Luxury Car Tax Phase-Out Proposed to Safeguard Resale Values
The Australian government is considering winding down the Luxury Car Tax (LCT) in stages rather than abolishing it outright, according to a report by The Australian. This move is backed by the Australian Automotive Dealer Association (AADA) and the Federal Chamber of Automotive Industries (FCAI) to protect the resale values of near-new luxury vehicles.
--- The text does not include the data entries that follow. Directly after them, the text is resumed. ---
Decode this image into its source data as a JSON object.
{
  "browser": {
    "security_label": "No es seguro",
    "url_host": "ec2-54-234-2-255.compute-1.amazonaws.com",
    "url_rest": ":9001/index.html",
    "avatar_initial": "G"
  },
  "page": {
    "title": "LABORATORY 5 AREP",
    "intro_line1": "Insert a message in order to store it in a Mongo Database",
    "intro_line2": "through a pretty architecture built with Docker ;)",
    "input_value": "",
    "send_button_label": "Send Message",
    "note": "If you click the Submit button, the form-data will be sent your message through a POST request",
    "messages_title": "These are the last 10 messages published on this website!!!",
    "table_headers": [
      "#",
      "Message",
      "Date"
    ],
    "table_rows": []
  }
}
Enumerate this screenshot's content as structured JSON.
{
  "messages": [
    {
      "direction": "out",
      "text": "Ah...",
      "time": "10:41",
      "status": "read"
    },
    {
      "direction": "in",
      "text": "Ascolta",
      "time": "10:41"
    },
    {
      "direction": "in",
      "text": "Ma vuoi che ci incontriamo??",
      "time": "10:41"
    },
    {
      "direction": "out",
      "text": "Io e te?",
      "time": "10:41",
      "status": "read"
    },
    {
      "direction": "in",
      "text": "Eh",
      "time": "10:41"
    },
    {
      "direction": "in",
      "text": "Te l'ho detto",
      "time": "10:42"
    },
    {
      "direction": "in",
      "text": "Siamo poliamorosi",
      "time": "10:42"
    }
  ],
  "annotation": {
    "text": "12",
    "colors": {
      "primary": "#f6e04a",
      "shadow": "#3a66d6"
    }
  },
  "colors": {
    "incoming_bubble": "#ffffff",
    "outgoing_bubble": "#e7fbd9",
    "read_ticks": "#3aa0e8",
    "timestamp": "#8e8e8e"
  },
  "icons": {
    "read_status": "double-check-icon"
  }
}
The LCT, which currently adds a 33% tax on vehicles with a dutiable value above $80,567 (or $91,387 for fuel-efficient models), has been a contentious issue. It was introduced in the early 2000s to support local vehicle manufacturing, now discontinued. The tax affects not only luxury brands but also mainstream models from manufacturers like Toyota, Nissan, and Hyundai.
AADA Chief Executive James Voortman supported the government’s initiative to remove the LCT but emphasized the need to protect customers who have already purchased vehicles and their resale values. “We fully support the government’s movements to remove the LCT,” Voortman said. “However, protecting customers who have already purchased a vehicle and their resale value must be considered if this tax is removed.”
The LCT generated $1.2 billion in revenue last year, with around $480 million coming from European-sourced vehicles like the BMW 3 Series, Mercedes-Benz GLC, Porsche 911, and Audi RS6. Mainstream brands like Toyota also contribute significantly to LCT revenue through models such as the LandCruiser 300 Series and Prado.
The government is exploring alternatives to replace the lost revenue, potentially through a road user tax designed to offset the decline in fuel excise as electric vehicle adoption increases. The LCT is also being used as leverage in trade negotiations with Europe to promote locally produced products.